Released on a budget of 250 million, Zack Snyder is once again entrusted with another blockbuster superhero film, crashes and burns. With poor character development, shoehorned elements and an overlong plot, BvS will go down as one of the most disappointing movies of its era.
Even the thought of Zack Snyder directing this didn’t slow down people’s anticipation, but going into his films with a grain of salt is the most sensible thing to do. After the critical failure, Man of Steel, comes a long awaited crossover film featuring arguably the two most popular heroes in comic history: Batman and Superman. Ben Affleck is decent as the new Batman, but in no way matches the grounded, realistic portrayal of his predecessor Christian Bale. Seasoned vet Jeremy Irons plays Alfred, much to my dismay. He comes across more like a friend than a father/mentor figure and he just doesn’t really fit the arc at all. Jesse Eisenberg plays Lex Luthor a.k.a. Heath Ledger Lite, while his amusing monologues provide some brief entertainment in an otherwise tedious movie, the character isn’t properly elaborated on. The Man of Steel casts returns with Henry Cavill reprising his stiff, wooden depiction of Superman. Amy Adams returns as Louis Lane and Laurence Fishburne returns as the editor-in-chief of The Daily Planet. They even manage to stuff up Wonder Woman, played by Gal Gadot (Fast & Furious franchise).
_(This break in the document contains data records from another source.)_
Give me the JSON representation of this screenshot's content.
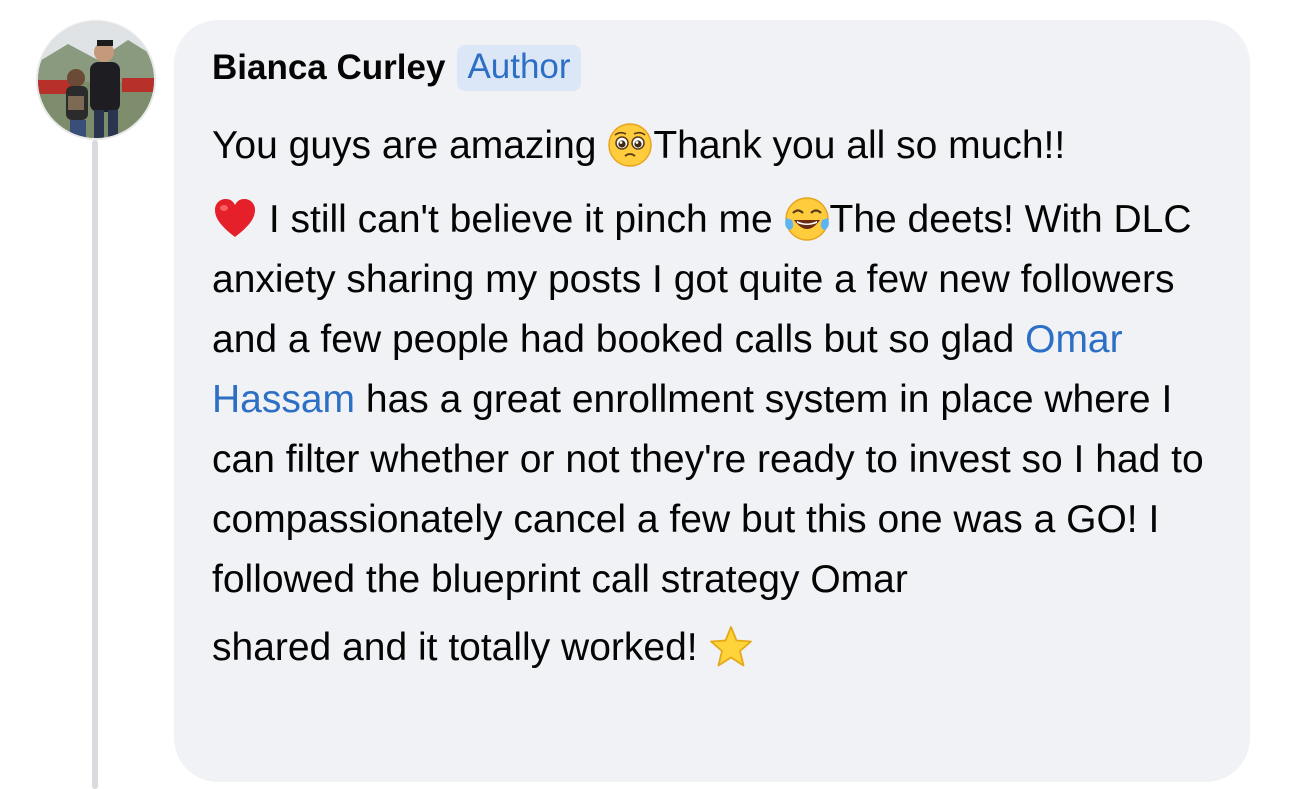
{
  "comment": {
    "author": {
      "name": "Bianca Curley",
      "badge": "Author",
      "avatar_icon": "profile-photo"
    },
    "paragraph1": {
      "text_before": "You guys are amazing",
      "emoji1": "pleading-face-emoji",
      "text_after": "Thank you all so much!!"
    },
    "paragraph2": {
      "emoji_heart": "red-heart-emoji",
      "text1": " I still can't believe it pinch me ",
      "emoji_laugh": "tears-of-joy-emoji",
      "text2": "The deets! With DLC anxiety sharing my posts I got quite a few new followers and a few people had booked calls but so glad ",
      "mention": "Omar Hassam",
      "text3": " has a great enrollment system in place where I can filter whether or not they're ready to invest so I had to compassionately cancel a few but this one was a GO! I followed the blueprint call strategy Omar",
      "text4": "shared and it totally worked! ",
      "emoji_star": "star-emoji"
    }
  },
  "colors": {
    "bubble_bg": "#f0f2f5",
    "link": "#2c6fc5",
    "badge_bg": "#dbe7f7",
    "text": "#050505"
  }
}
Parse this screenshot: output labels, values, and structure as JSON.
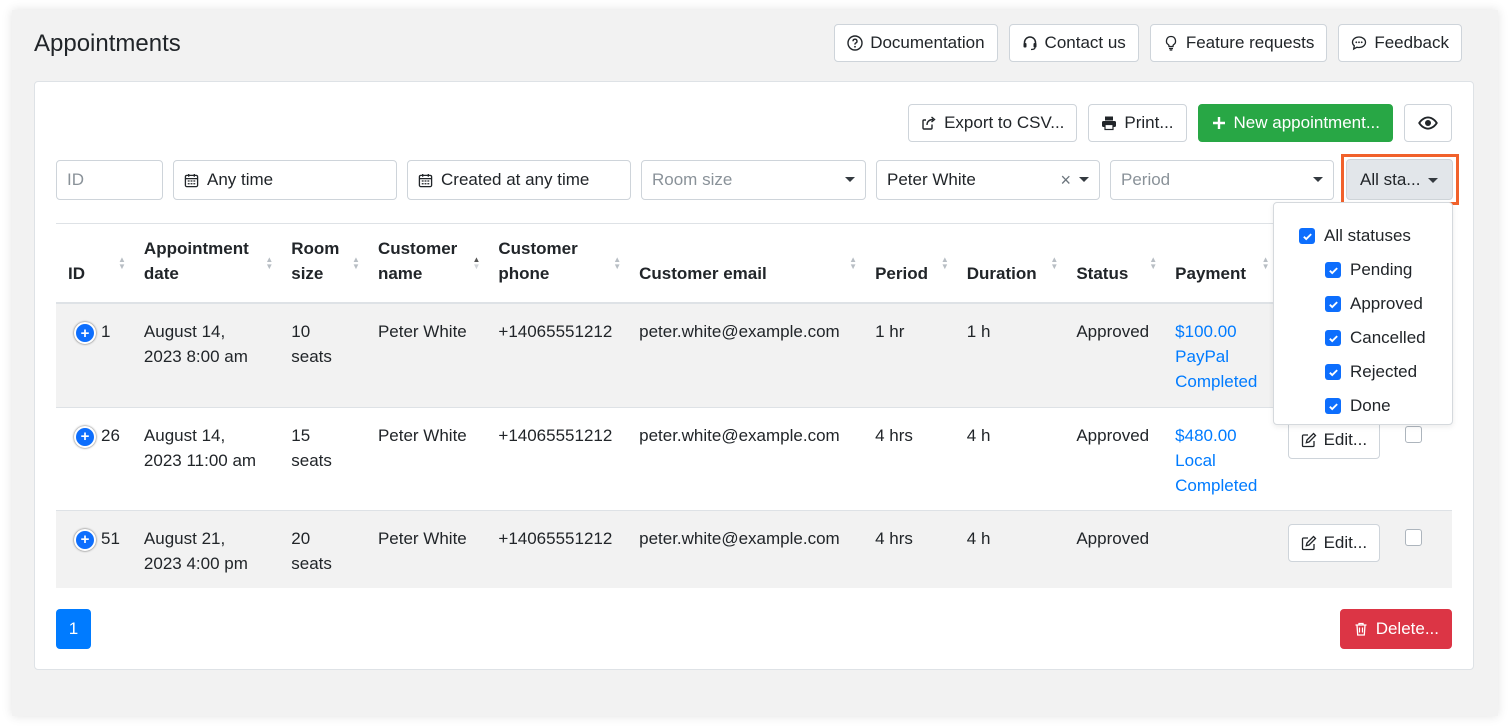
{
  "header": {
    "title": "Appointments",
    "buttons": {
      "documentation": "Documentation",
      "contact": "Contact us",
      "feature_requests": "Feature requests",
      "feedback": "Feedback"
    }
  },
  "toolbar": {
    "export": "Export to CSV...",
    "print": "Print...",
    "new_appointment": "New appointment..."
  },
  "filters": {
    "id_placeholder": "ID",
    "date": "Any time",
    "created": "Created at any time",
    "room_size_placeholder": "Room size",
    "customer": "Peter White",
    "clear": "×",
    "period_placeholder": "Period",
    "status": "All sta..."
  },
  "table": {
    "headers": {
      "id": "ID",
      "date_1": "Appointment",
      "date_2": "date",
      "room_1": "Room",
      "room_2": "size",
      "name_1": "Customer",
      "name_2": "name",
      "phone_1": "Customer",
      "phone_2": "phone",
      "email": "Customer email",
      "period": "Period",
      "duration": "Duration",
      "status": "Status",
      "payment": "Payment"
    },
    "rows": [
      {
        "id": "1",
        "date_1": "August 14,",
        "date_2": "2023 8:00 am",
        "room_1": "10",
        "room_2": "seats",
        "name": "Peter White",
        "phone": "+14065551212",
        "email": "peter.white@example.com",
        "period": "1 hr",
        "duration": "1 h",
        "status": "Approved",
        "pay_1": "$100.00",
        "pay_2": "PayPal",
        "pay_3": "Completed",
        "edit": ""
      },
      {
        "id": "26",
        "date_1": "August 14,",
        "date_2": "2023 11:00 am",
        "room_1": "15",
        "room_2": "seats",
        "name": "Peter White",
        "phone": "+14065551212",
        "email": "peter.white@example.com",
        "period": "4 hrs",
        "duration": "4 h",
        "status": "Approved",
        "pay_1": "$480.00",
        "pay_2": "Local",
        "pay_3": "Completed",
        "edit": "Edit..."
      },
      {
        "id": "51",
        "date_1": "August 21,",
        "date_2": "2023 4:00 pm",
        "room_1": "20",
        "room_2": "seats",
        "name": "Peter White",
        "phone": "+14065551212",
        "email": "peter.white@example.com",
        "period": "4 hrs",
        "duration": "4 h",
        "status": "Approved",
        "pay_1": "",
        "pay_2": "",
        "pay_3": "",
        "edit": "Edit..."
      }
    ]
  },
  "status_dropdown": {
    "all": "All statuses",
    "items": [
      "Pending",
      "Approved",
      "Cancelled",
      "Rejected",
      "Done"
    ]
  },
  "pagination": {
    "current": "1"
  },
  "delete_label": "Delete...",
  "colors": {
    "primary": "#007bff",
    "success": "#28a745",
    "danger": "#dc3545",
    "highlight": "#f1612b"
  }
}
The beaming light of greatness in this movie is Hans Zimmer and Junkie XL’s score, which is definitely well used throughout the 151 minute film. The movie, like your average superhero flick of today, ends on a build up note towards future movies. This kind of ending does not justify 2 and a half hours of a CGI crap fest devoid of any real story aesthetic.
VERDICT — A film that isn’t just disappointing, but awful. The execution is poor, the action is stiff and cluttered like its script. A big thumbs down here.
RATING: 2.5 — AWFUL
MVP: Ben Affleck, whose portrayal is decent at best, but is the more involved character of the film.